Fortunately, when dealing with a spread on a spread, most insiders identify the bid/ask spread by its full name and also refer to the option spread by its specific name. For example, if a broker calls the trading floor to get a quote for an option spread, she might say something like this to the clerk who answers the phone: “Will you get me the bid/ask on the 900/950 call spread?” Similarly, when accessing an option spread quote via an electronic trading platform, a trader inputs the appropriate strike prices and designates the query as a “vertical call spread,” or some other type of recognized spread structure.
It is important to realize that, when getting a quote for an option spread, it isn’t necessary to decipher whether you will be buying or selling the spread. This is because the broker or trading platform gives you the quote for doing each. Therefore the bid/ask spread—the spread can be bought at the ask and sold at the bid.
Once again, option spreads are too complex to discuss in any detail within this text.
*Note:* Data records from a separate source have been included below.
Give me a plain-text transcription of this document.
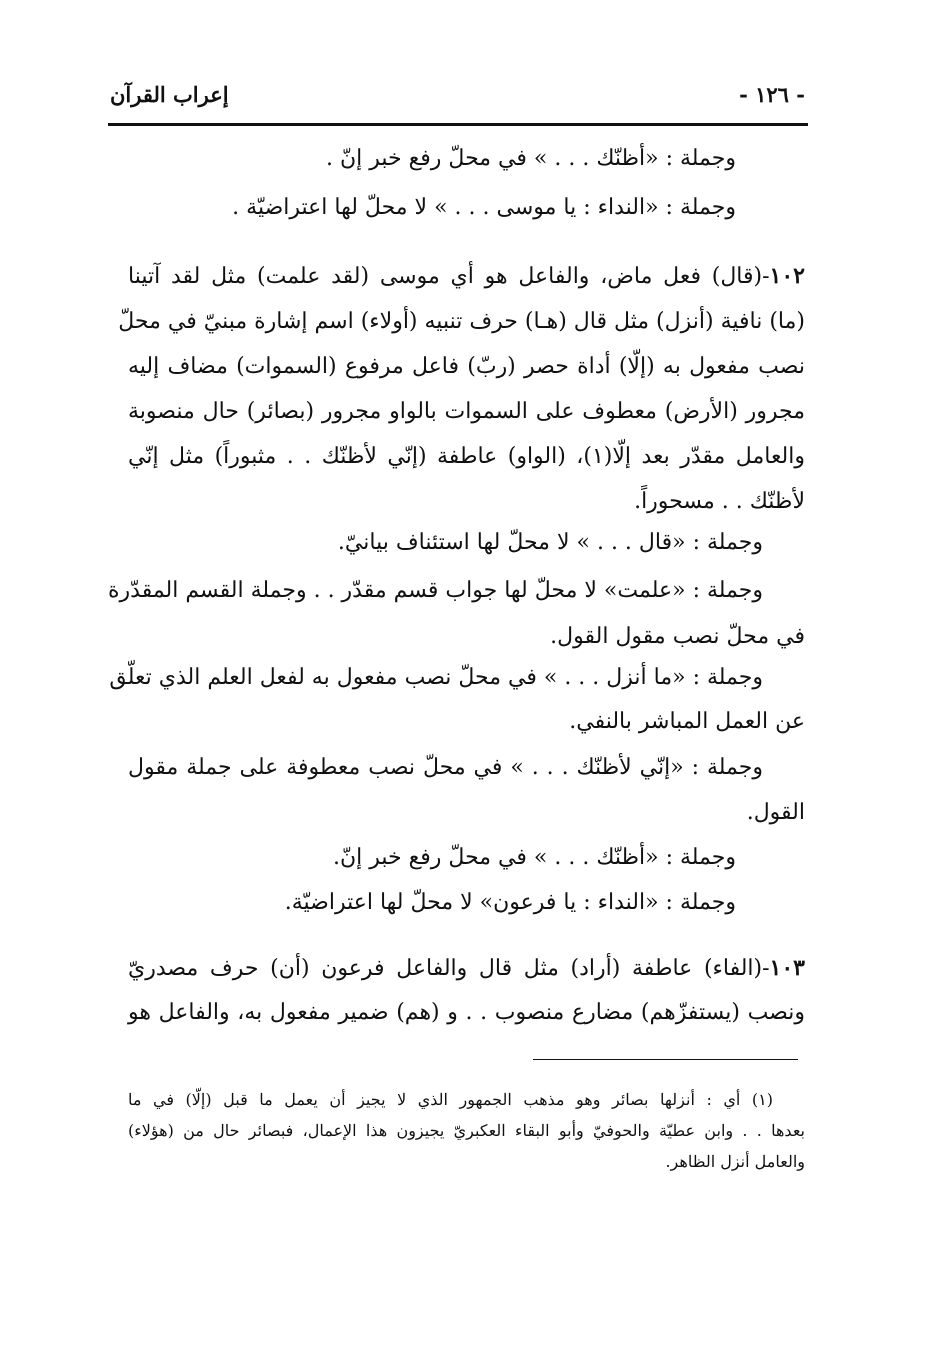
- ١٢٦ -
إعراب القرآن
وجملة : «أظنّك . . . » في محلّ رفع خبر إنّ .
وجملة : «النداء : يا موسى . . . » لا محلّ لها اعتراضيّة .
١٠٢-(قال) فعل ماض، والفاعل هو أي موسى (لقد علمت) مثل لقد آتينا
(ما) نافية (أنزل) مثل قال (هـا) حرف تنبيه (أولاء) اسم إشارة مبنيّ في محلّ
نصب مفعول به (إلّا) أداة حصر (ربّ) فاعل مرفوع (السموات) مضاف إليه
مجرور (الأرض) معطوف على السموات بالواو مجرور (بصائر) حال منصوبة
والعامل مقدّر بعد إلّا(١)، (الواو) عاطفة (إنّي لأظنّك . . مثبوراً) مثل إنّي
لأظنّك . . مسحوراً.
وجملة : «قال . . . » لا محلّ لها استئناف بيانيّ.
وجملة : «علمت» لا محلّ لها جواب قسم مقدّر . . وجملة القسم المقدّرة
في محلّ نصب مقول القول.
وجملة : «ما أنزل . . . » في محلّ نصب مفعول به لفعل العلم الذي تعلّق
عن العمل المباشر بالنفي.
وجملة : «إنّي لأظنّك . . . » في محلّ نصب معطوفة على جملة مقول
القول.
وجملة : «أظنّك . . . » في محلّ رفع خبر إنّ.
وجملة : «النداء : يا فرعون» لا محلّ لها اعتراضيّة.
١٠٣-(الفاء) عاطفة (أراد) مثل قال والفاعل فرعون (أن) حرف مصدريّ
ونصب (يستفزّهم) مضارع منصوب . . و (هم) ضمير مفعول به، والفاعل هو
(١) أي : أنزلها بصائر وهو مذهب الجمهور الذي لا يجيز أن يعمل ما قبل (إلّا) في ما
بعدها . . وابن عطيّة والحوفيّ وأبو البقاء العكبريّ يجيزون هذا الإعمال، فبصائر حال من (هؤلاء)
والعامل أنزل الظاهر.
However, you need to realize that, when it comes to option spreads, if the price of the long option of the spread is higher than the price of the short options, the trader is buying the spread. If it is possible to collect more premium for the short legs than is paid for the long legs, the trader is selling the spread.
The increasing popularity of electronic trading platforms, and the resulting transparent option pricing, has encouraged many traders to place separate order tickets on various legs of their spreads instead of entering a single ticket to enter the trade as a package. For instance, an option spread between a long and a short call option could be entered using a spread order in which both legs are executed simultaneously. Alternatively, a trader could simply place an order to buy the desired call option, and then another to sell the other call option to complete the spread.
For margin purposes, option spreads are treated the same whether they are entered on one ticket or multiple tickets. However, some brokers with strict order entry risk policies might prefer traders to enter spreads on a single order ticket so that they know the trader’s intention before approving and executing the order. In other words, overactive risk-management desks might reject certain orders intended to be a part of a spread due to misunderstood risk and margin consequences.
In conclusion, traders are doing themselves a disservice by ignoring the potential benefits of incorporating option trading into speculation. Although option trading can seem complex on the surface, you owe it to yourself to be familiar with all the tools available to you as a trader. After all, taking the “easy road” in life often fails to be beneficial in the end, and this may be no different.